What about Umbrella Co’s promising 80%-90% take home pay?
This is another question that had popped up numerous times, and we can fully understand your desire to want optimise and minimise your tax bill.
Where not here to judge such schemes or suggest or provide validation as to whether they are right or wrong, but to help you make an informed decision on them.
First of all, apply common sense. The government introduced IR35 changes in 2021 legislation and their primary objective was to supposedly level the playing field between contractors who behave like employees but pay tax like the self-employed, and employed folk who pay income tax and national insurance at higher rates.
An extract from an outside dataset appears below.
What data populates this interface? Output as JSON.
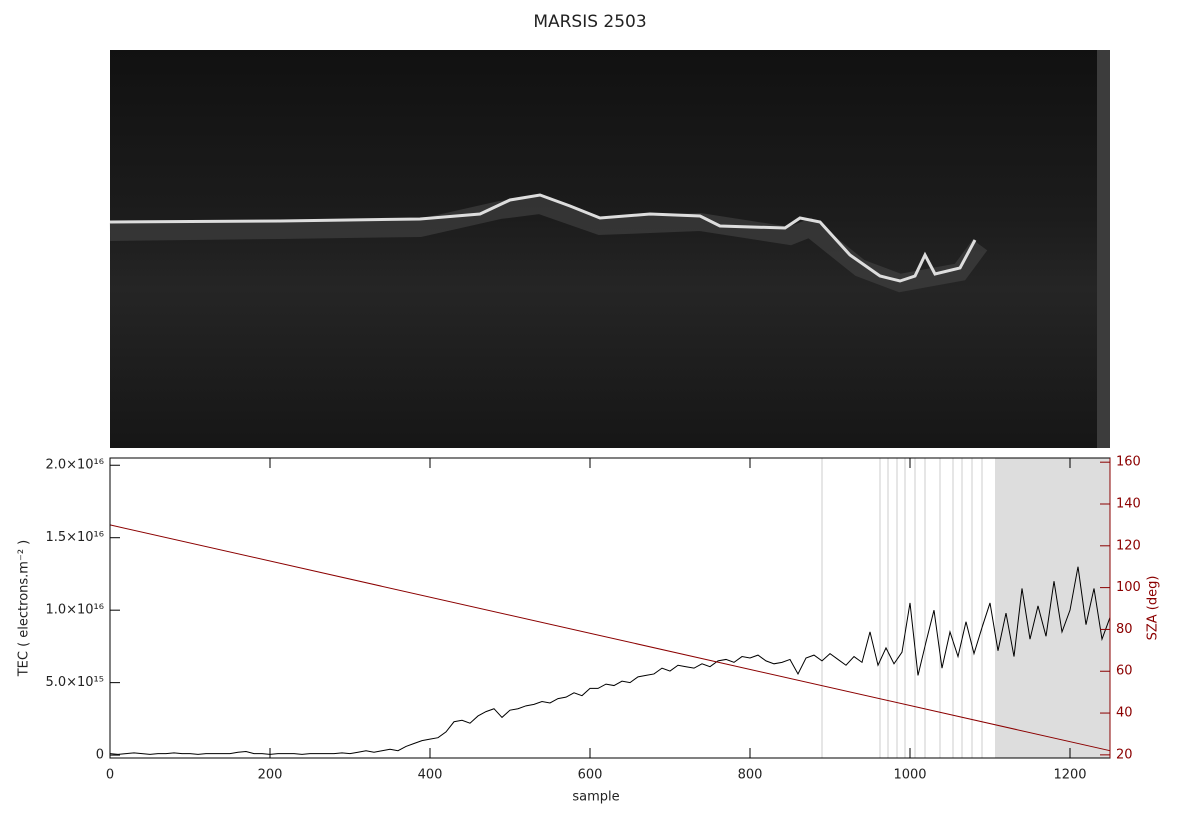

So if a scheme has come along promising you take home pay rates similar to those you could have achieved through your Ltd co, if not better, then ask yourself, do HMRC really endorse these? Who is taking the risk here? And remember, the basic rate of income tax in the UK is 20%, so if a scheme is promising you 90% take home pay, does it even add up?
Secondly, there is recent history with the EBT, Employee Based trust disguised remuneration schemes so many contractors got sucked into. Eventually HMRC caught up with them, often resulting in hefty back tax bills, interest and penalties for the contractor. And what happened to the promoters of these schemes. You guessed it, pretty much nothing.
And lastly, look into Spotlight 45, by HMRC. This will tell you HMRC’s view of such schemes, and what they plan to do should get involved.